E molti altri me ne sono persi, quando di fronte al giornale meno papale che ci sia dopo il Manifesto che ha riempito le sue pagine di religiosità da venditore di pentole, ho deciso di chiuderlo e semplicemente decidere di abbandonare ogni tentazione di non pensare più che questo paese meriti di sprofondarci tutto per intero, come ho detto da sempre e mai come oggi riconfermo, sotto un terremoto che lo inghiotta definitivamente e restituisca il suolo a formiche e scarafaggi, che faranno anche schifo a vederli, ma mai come noi.

Poi c’è la notizia di Obama che offre aiuti e il pagliaccio pericoloso che gli risponde “Ricostruisci le chiese”.

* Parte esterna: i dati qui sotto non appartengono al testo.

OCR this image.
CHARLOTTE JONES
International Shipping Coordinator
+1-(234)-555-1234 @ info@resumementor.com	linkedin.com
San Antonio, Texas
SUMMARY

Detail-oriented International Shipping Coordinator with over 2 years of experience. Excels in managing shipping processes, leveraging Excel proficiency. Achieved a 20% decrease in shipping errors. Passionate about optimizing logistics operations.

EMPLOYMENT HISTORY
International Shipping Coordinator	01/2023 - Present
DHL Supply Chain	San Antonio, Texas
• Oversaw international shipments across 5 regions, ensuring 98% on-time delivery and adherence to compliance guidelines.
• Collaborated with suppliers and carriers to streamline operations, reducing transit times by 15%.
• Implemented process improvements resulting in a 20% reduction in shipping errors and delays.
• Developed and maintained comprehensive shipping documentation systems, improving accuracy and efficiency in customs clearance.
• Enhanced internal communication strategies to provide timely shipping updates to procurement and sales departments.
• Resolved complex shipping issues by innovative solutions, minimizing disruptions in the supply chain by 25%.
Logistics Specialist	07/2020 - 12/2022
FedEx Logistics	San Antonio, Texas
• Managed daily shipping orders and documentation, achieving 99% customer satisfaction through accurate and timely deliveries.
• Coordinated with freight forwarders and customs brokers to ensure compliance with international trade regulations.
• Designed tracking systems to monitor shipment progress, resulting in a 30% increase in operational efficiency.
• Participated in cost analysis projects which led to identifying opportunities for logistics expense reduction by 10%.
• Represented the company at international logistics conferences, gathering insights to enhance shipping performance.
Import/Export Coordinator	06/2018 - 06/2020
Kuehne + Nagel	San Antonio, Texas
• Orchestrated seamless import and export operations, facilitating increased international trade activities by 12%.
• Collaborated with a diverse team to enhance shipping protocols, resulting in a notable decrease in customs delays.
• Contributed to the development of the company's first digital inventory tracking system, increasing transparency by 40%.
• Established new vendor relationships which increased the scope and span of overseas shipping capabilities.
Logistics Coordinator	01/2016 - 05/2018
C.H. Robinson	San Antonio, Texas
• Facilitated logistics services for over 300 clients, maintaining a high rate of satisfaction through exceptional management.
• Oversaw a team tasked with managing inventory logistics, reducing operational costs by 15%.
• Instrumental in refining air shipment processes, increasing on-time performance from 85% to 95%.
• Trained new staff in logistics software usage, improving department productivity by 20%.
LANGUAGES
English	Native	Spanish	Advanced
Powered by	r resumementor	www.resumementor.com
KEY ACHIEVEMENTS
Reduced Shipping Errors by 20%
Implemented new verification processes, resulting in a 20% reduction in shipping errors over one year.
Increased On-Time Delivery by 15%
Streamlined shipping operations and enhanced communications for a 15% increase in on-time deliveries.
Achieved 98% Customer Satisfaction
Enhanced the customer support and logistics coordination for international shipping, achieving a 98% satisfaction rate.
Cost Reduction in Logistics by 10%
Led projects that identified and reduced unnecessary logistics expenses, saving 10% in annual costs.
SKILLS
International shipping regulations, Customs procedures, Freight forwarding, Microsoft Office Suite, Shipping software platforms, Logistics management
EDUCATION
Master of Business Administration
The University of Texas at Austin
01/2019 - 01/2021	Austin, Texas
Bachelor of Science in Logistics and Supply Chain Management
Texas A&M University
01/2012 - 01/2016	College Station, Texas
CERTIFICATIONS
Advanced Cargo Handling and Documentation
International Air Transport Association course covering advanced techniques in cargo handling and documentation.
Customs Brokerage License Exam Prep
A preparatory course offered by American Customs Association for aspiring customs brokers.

Dice che gli stati esteri possono prendersi l’incarico di ricostruire per settori, agli USA le chiese.
Ma nella scala delle competenze, tra gli stati esteri il Vaticano non starebbe un attimo prima?
Una cosa è certa: la Compagnia delle Opere starà brindando a Champagne.
Offerto dal Papa, che non ha altre spese imminenti in programma se non quelle per diffondere ulteriormente la verità di dio, ora che i culi sono belli aperti e mai come oggi pronti a sopportare anche l'assenza di lubrificazione.

Ché prenderlo nel culo con la sabbia farà anche male, ma quando la sabbia l'ha voluta dio non è sabbia, è vita.